AI Navigate

SoulX-LiveAct: Towards Hour-Scale Real-Time Human Animation with Neighbor Forcing and ConvKV Memory

arXiv cs.CV / 3/13/2026

📰 NewsIdeas & Deep AnalysisModels & Research

Key Points

  • The paper identifies two key challenges in hour-scale real-time animation with autoregressive diffusion: mismatched diffusion states in forcing strategies and unbounded historical representations that hinder stable learning and efficient reuse of cached states.
  • It introduces Neighbor Forcing, a diffusion-step-consistent AR formulation that propagates temporally adjacent frames as latent neighbors under the same noise condition to provide a stable, distribution-aligned learning signal.
  • It also presents ConvKV, a memory mechanism that compresses keys and values in causal attention into a fixed-length representation to enable constant-memory inference and truly infinite video generation.
  • Experiments show improved training convergence, hour-scale generation quality, and inference efficiency compared with prior AR diffusion methods.
  • The approach enables 20 FPS real-time streaming inference on as few as two NVIDIA H100 or H200 GPUs and achieves state-of-the-art lip-sync accuracy, animation quality, and expressive realism with the lowest inference cost.

Abstract

Autoregressive (AR) diffusion models offer a promising framework for sequential generation tasks such as video synthesis by combining diffusion modeling with causal inference. Although they support streaming generation, existing AR diffusion methods struggle to scale efficiently. In this paper, we identify two key challenges in hour-scale real-time human animation. First, most forcing strategies propagate sample-level representations with mismatched diffusion states, causing inconsistent learning signals and unstable convergence. Second, historical representations grow unbounded and lack structure, preventing effective reuse of cached states and severely limiting inference efficiency. To address these challenges, we propose Neighbor Forcing, a diffusion-step-consistent AR formulation that propagates temporally adjacent frames as latent neighbors under the same noise condition.

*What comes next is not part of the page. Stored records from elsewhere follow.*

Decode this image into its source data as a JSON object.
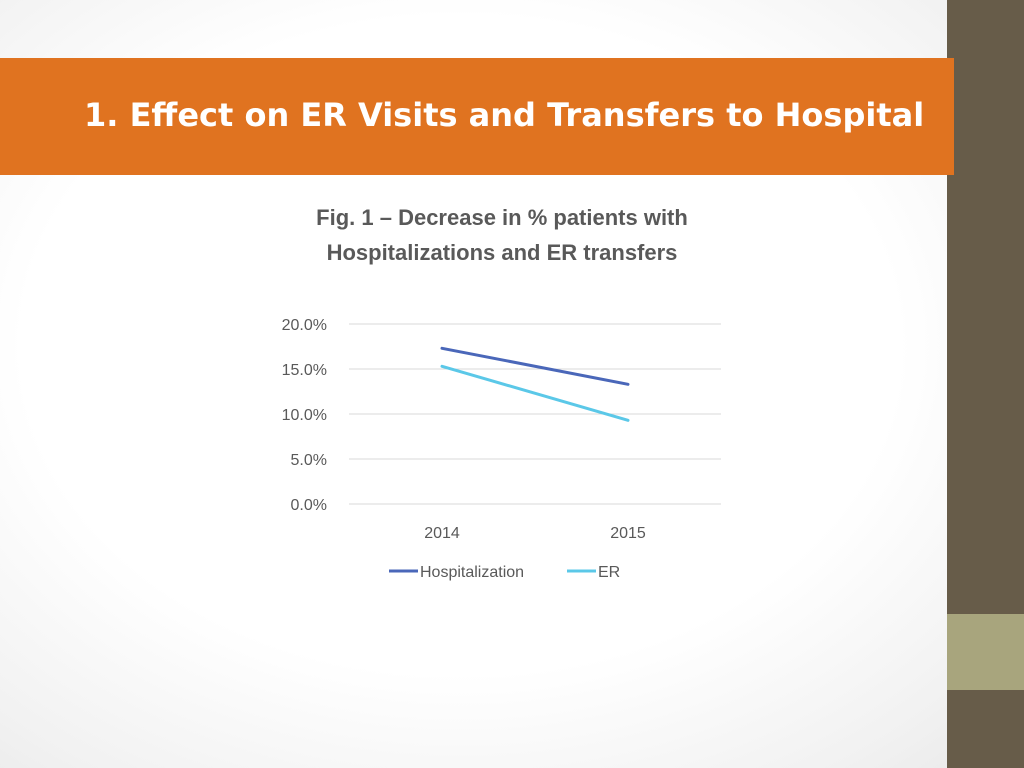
{
  "slide": {
    "title": "1. Effect on ER Visits and Transfers to Hospital"
  },
  "colors": {
    "title_bar": "#e07320",
    "sidebar": "#675c49",
    "sidebar_accent": "#a8a57d"
  },
  "chart_data": {
    "type": "line",
    "title": "Fig. 1 – Decrease in % patients with Hospitalizations and ER transfers",
    "categories": [
      "2014",
      "2015"
    ],
    "series": [
      {
        "name": "Hospitalization",
        "values": [
          17.3,
          13.3
        ],
        "color": "#4a67b9"
      },
      {
        "name": "ER",
        "values": [
          15.3,
          9.3
        ],
        "color": "#5bc8e8"
      }
    ],
    "ylim": [
      0,
      20
    ],
    "yticks": [
      0,
      5,
      10,
      15,
      20
    ],
    "ytick_labels": [
      "0.0%",
      "5.0%",
      "10.0%",
      "15.0%",
      "20.0%"
    ],
    "xlabel": "",
    "ylabel": "",
    "grid": true,
    "legend": "bottom"
  }
}
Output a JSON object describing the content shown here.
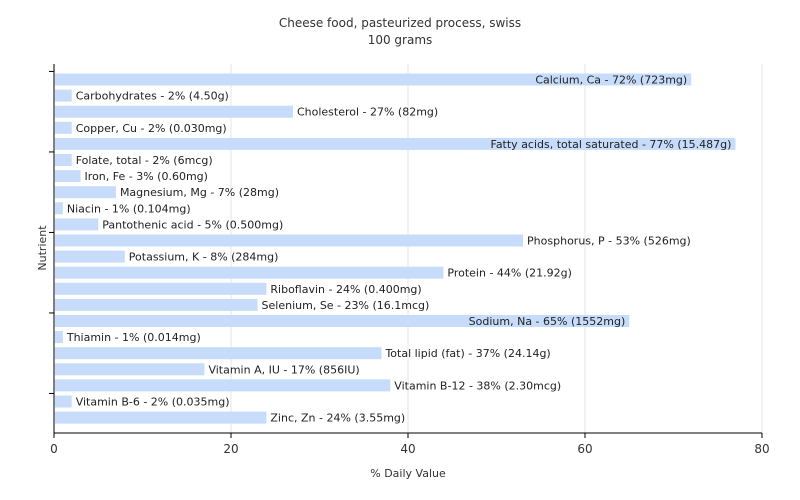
{
  "chart_data": {
    "type": "bar",
    "orientation": "horizontal",
    "title": "Cheese food, pasteurized process, swiss",
    "subtitle": "100 grams",
    "xlabel": "% Daily Value",
    "ylabel": "Nutrient",
    "xlim": [
      0,
      80
    ],
    "xticks": [
      "0",
      "20",
      "40",
      "60",
      "80"
    ],
    "grid": true,
    "bar_color": "#c6dcfa",
    "categories": [
      "Calcium, Ca",
      "Carbohydrates",
      "Cholesterol",
      "Copper, Cu",
      "Fatty acids, total saturated",
      "Folate, total",
      "Iron, Fe",
      "Magnesium, Mg",
      "Niacin",
      "Pantothenic acid",
      "Phosphorus, P",
      "Potassium, K",
      "Protein",
      "Riboflavin",
      "Selenium, Se",
      "Sodium, Na",
      "Thiamin",
      "Total lipid (fat)",
      "Vitamin A, IU",
      "Vitamin B-12",
      "Vitamin B-6",
      "Zinc, Zn"
    ],
    "values": [
      72,
      2,
      27,
      2,
      77,
      2,
      3,
      7,
      1,
      5,
      53,
      8,
      44,
      24,
      23,
      65,
      1,
      37,
      17,
      38,
      2,
      24
    ],
    "labels": [
      "Calcium, Ca - 72% (723mg)",
      "Carbohydrates - 2% (4.50g)",
      "Cholesterol - 27% (82mg)",
      "Copper, Cu - 2% (0.030mg)",
      "Fatty acids, total saturated - 77% (15.487g)",
      "Folate, total - 2% (6mcg)",
      "Iron, Fe - 3% (0.60mg)",
      "Magnesium, Mg - 7% (28mg)",
      "Niacin - 1% (0.104mg)",
      "Pantothenic acid - 5% (0.500mg)",
      "Phosphorus, P - 53% (526mg)",
      "Potassium, K - 8% (284mg)",
      "Protein - 44% (21.92g)",
      "Riboflavin - 24% (0.400mg)",
      "Selenium, Se - 23% (16.1mcg)",
      "Sodium, Na - 65% (1552mg)",
      "Thiamin - 1% (0.014mg)",
      "Total lipid (fat) - 37% (24.14g)",
      "Vitamin A, IU - 17% (856IU)",
      "Vitamin B-12 - 38% (2.30mcg)",
      "Vitamin B-6 - 2% (0.035mg)",
      "Zinc, Zn - 24% (3.55mg)"
    ]
  }
}
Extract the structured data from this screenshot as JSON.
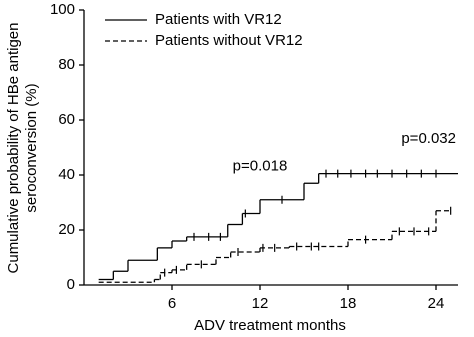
{
  "chart_data": {
    "type": "step",
    "x_label": "ADV treatment months",
    "y_label": [
      "Cumulative probability of HBe antigen",
      "seroconversion (%)"
    ],
    "xlim": [
      0,
      25.5
    ],
    "ylim": [
      0,
      100
    ],
    "xticks": [
      6,
      12,
      18,
      24
    ],
    "yticks": [
      0,
      20,
      40,
      60,
      80,
      100
    ],
    "annotations": [
      {
        "text": "p=0.018",
        "x": 12,
        "y": 43
      },
      {
        "text": "p=0.032",
        "x": 23.5,
        "y": 53
      }
    ],
    "series": [
      {
        "name": "Patients with VR12",
        "color": "#000000",
        "dash": false,
        "x": [
          1,
          2,
          3,
          5,
          6,
          7,
          9.8,
          10.8,
          12,
          15,
          16,
          25.5
        ],
        "values": [
          2,
          5,
          9,
          13.5,
          16,
          17.5,
          22,
          26,
          31,
          37,
          40.5,
          40.5
        ],
        "censored": {
          "x": [
            7.5,
            8.5,
            9.3,
            11,
            13.5,
            16.5,
            17.3,
            18.2,
            19.2,
            20,
            21,
            22,
            23,
            24
          ],
          "values": [
            17.5,
            17.5,
            17.5,
            26,
            31,
            40.5,
            40.5,
            40.5,
            40.5,
            40.5,
            40.5,
            40.5,
            40.5,
            40.5
          ]
        }
      },
      {
        "name": "Patients without VR12",
        "color": "#000000",
        "dash": true,
        "x": [
          1,
          4.8,
          5.2,
          6,
          7,
          9,
          10,
          12,
          14,
          18,
          21,
          24,
          25
        ],
        "values": [
          1,
          2,
          4.5,
          5.5,
          7.5,
          10,
          12,
          13.5,
          14,
          16.5,
          19.5,
          27,
          27
        ],
        "censored": {
          "x": [
            5.5,
            6.3,
            8,
            10.5,
            12.2,
            13,
            14.5,
            15.5,
            16,
            19.2,
            21.5,
            22.5,
            23.5,
            25
          ],
          "values": [
            4.5,
            5.5,
            7.5,
            12,
            13.5,
            13.5,
            14,
            14,
            14,
            16.5,
            19.5,
            19.5,
            19.5,
            27
          ]
        }
      }
    ]
  }
}
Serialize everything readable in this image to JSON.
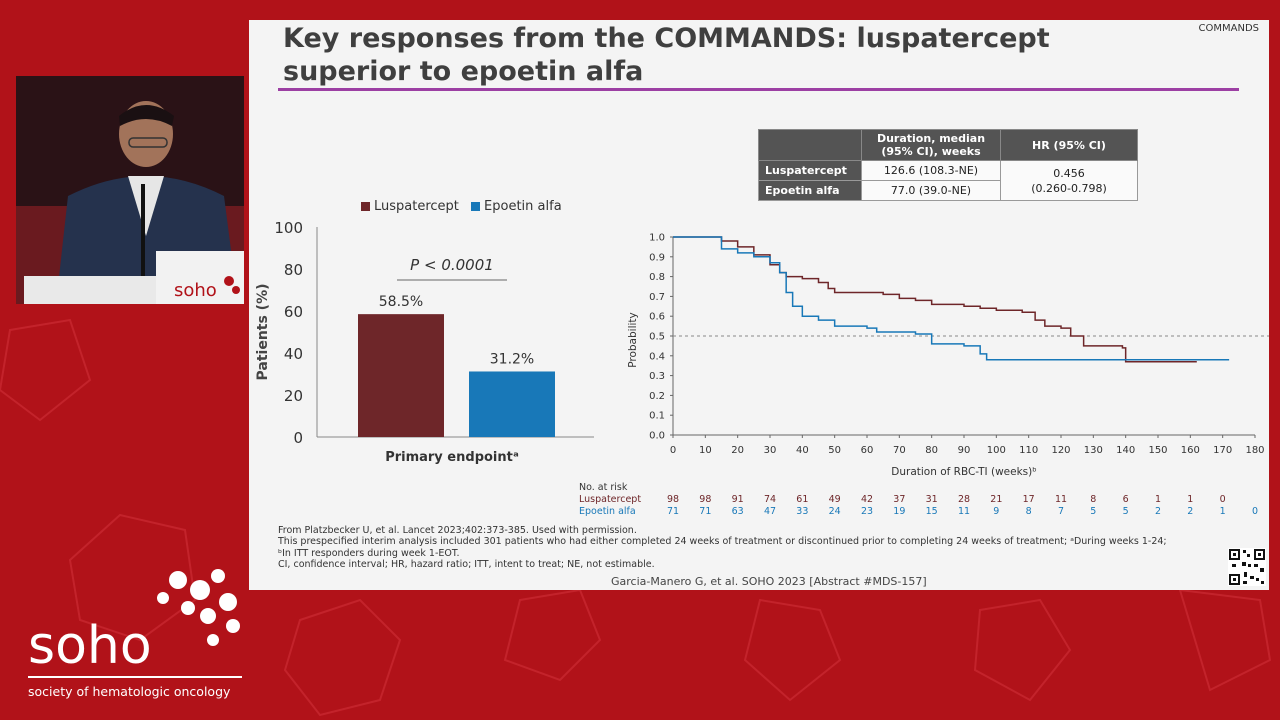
{
  "slide": {
    "title": "Key responses from the COMMANDS: luspatercept superior to epoetin alfa",
    "tag": "COMMANDS"
  },
  "podium": {
    "sign": "soho"
  },
  "legend": [
    {
      "label": "Luspatercept",
      "color": "#6e2629"
    },
    {
      "label": "Epoetin alfa",
      "color": "#1878b8"
    }
  ],
  "colors": {
    "luspatercept": "#6e2629",
    "epoetin": "#1878b8",
    "accent_rule": "#9c3fa3"
  },
  "chart_data": [
    {
      "type": "bar",
      "ylabel": "Patients (%)",
      "xlabel": "Primary endpointᵃ",
      "ylim": [
        0,
        100
      ],
      "yticks": [
        0,
        20,
        40,
        60,
        80,
        100
      ],
      "series": [
        {
          "name": "Luspatercept",
          "value": 58.5,
          "label": "58.5%"
        },
        {
          "name": "Epoetin alfa",
          "value": 31.2,
          "label": "31.2%"
        }
      ],
      "annotation": "P < 0.0001",
      "grid": false
    },
    {
      "type": "line",
      "xlabel": "Duration of RBC-TI (weeks)ᵇ",
      "ylabel": "Probability",
      "xlim": [
        0,
        180
      ],
      "ylim": [
        0,
        1.0
      ],
      "xticks": [
        0,
        10,
        20,
        30,
        40,
        50,
        60,
        70,
        80,
        90,
        100,
        110,
        120,
        130,
        140,
        150,
        160,
        170,
        180
      ],
      "yticks": [
        0,
        0.1,
        0.2,
        0.3,
        0.4,
        0.5,
        0.6,
        0.7,
        0.8,
        0.9,
        1.0
      ],
      "reference_line": 0.5,
      "series": [
        {
          "name": "Luspatercept",
          "points": [
            [
              0,
              1.0
            ],
            [
              12,
              1.0
            ],
            [
              15,
              0.98
            ],
            [
              20,
              0.95
            ],
            [
              25,
              0.91
            ],
            [
              30,
              0.86
            ],
            [
              33,
              0.82
            ],
            [
              35,
              0.8
            ],
            [
              40,
              0.79
            ],
            [
              45,
              0.77
            ],
            [
              48,
              0.74
            ],
            [
              50,
              0.72
            ],
            [
              60,
              0.72
            ],
            [
              65,
              0.71
            ],
            [
              70,
              0.69
            ],
            [
              75,
              0.68
            ],
            [
              80,
              0.66
            ],
            [
              90,
              0.65
            ],
            [
              95,
              0.64
            ],
            [
              100,
              0.63
            ],
            [
              108,
              0.62
            ],
            [
              112,
              0.58
            ],
            [
              115,
              0.55
            ],
            [
              120,
              0.54
            ],
            [
              123,
              0.5
            ],
            [
              127,
              0.45
            ],
            [
              139,
              0.44
            ],
            [
              140,
              0.37
            ],
            [
              162,
              0.37
            ]
          ]
        },
        {
          "name": "Epoetin alfa",
          "points": [
            [
              0,
              1.0
            ],
            [
              12,
              1.0
            ],
            [
              15,
              0.94
            ],
            [
              20,
              0.92
            ],
            [
              25,
              0.9
            ],
            [
              30,
              0.87
            ],
            [
              33,
              0.82
            ],
            [
              35,
              0.72
            ],
            [
              37,
              0.65
            ],
            [
              40,
              0.6
            ],
            [
              45,
              0.58
            ],
            [
              50,
              0.55
            ],
            [
              60,
              0.54
            ],
            [
              63,
              0.52
            ],
            [
              75,
              0.51
            ],
            [
              80,
              0.46
            ],
            [
              90,
              0.45
            ],
            [
              95,
              0.41
            ],
            [
              97,
              0.38
            ],
            [
              120,
              0.38
            ],
            [
              172,
              0.38
            ]
          ]
        }
      ],
      "at_risk": {
        "title": "No. at risk",
        "rows": [
          {
            "name": "Luspatercept",
            "values": [
              "98",
              "98",
              "91",
              "74",
              "61",
              "49",
              "42",
              "37",
              "31",
              "28",
              "21",
              "17",
              "11",
              "8",
              "6",
              "1",
              "1",
              "0"
            ]
          },
          {
            "name": "Epoetin alfa",
            "values": [
              "71",
              "71",
              "63",
              "47",
              "33",
              "24",
              "23",
              "19",
              "15",
              "11",
              "9",
              "8",
              "7",
              "5",
              "5",
              "2",
              "2",
              "1",
              "0"
            ]
          }
        ]
      }
    }
  ],
  "table": {
    "col_headers": [
      "",
      "Duration, median\n(95% CI), weeks",
      "HR (95% CI)"
    ],
    "rows": [
      {
        "name": "Luspatercept",
        "duration": "126.6 (108.3-NE)"
      },
      {
        "name": "Epoetin alfa",
        "duration": "77.0 (39.0-NE)"
      }
    ],
    "hr": "0.456\n(0.260-0.798)"
  },
  "footnotes": [
    "From Platzbecker U, et al. Lancet 2023;402:373-385. Used with permission.",
    "This prespecified interim analysis included 301 patients who had either completed 24 weeks of treatment or discontinued prior to completing 24 weeks of treatment; ᵃDuring weeks 1-24;",
    "ᵇIn ITT responders during week 1-EOT.",
    "CI, confidence interval; HR, hazard ratio; ITT, intent to treat; NE, not estimable."
  ],
  "citation": "Garcia-Manero G, et al. SOHO 2023 [Abstract #MDS-157]",
  "logo": {
    "wordmark": "soho",
    "tagline": "society of hematologic oncology"
  }
}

This design provides a distribution-aligned and stable learning signal while preserving drifting throughout the AR chain. Building upon this, we introduce a structured ConvKV memory mechanism that compresses the keys and values in causal attention into a fixed-length representation, enabling constant-memory inference and truly infinite video generation without relying on short-term motion-frame memory. Extensive experiments demonstrate that our approach significantly improves training convergence, hour-scale generation quality, and inference efficiency compared to existing AR diffusion methods. Numerically, LiveAct enables hour-scale real-time human animation and supports 20 FPS real-time streaming inference on as few as two NVIDIA H100 or H200 GPUs. Quantitative results demonstrate that our method attains state-of-the-art performance in lip-sync accuracy, human animation quality, and emotional expressiveness, with the lowest inference cost.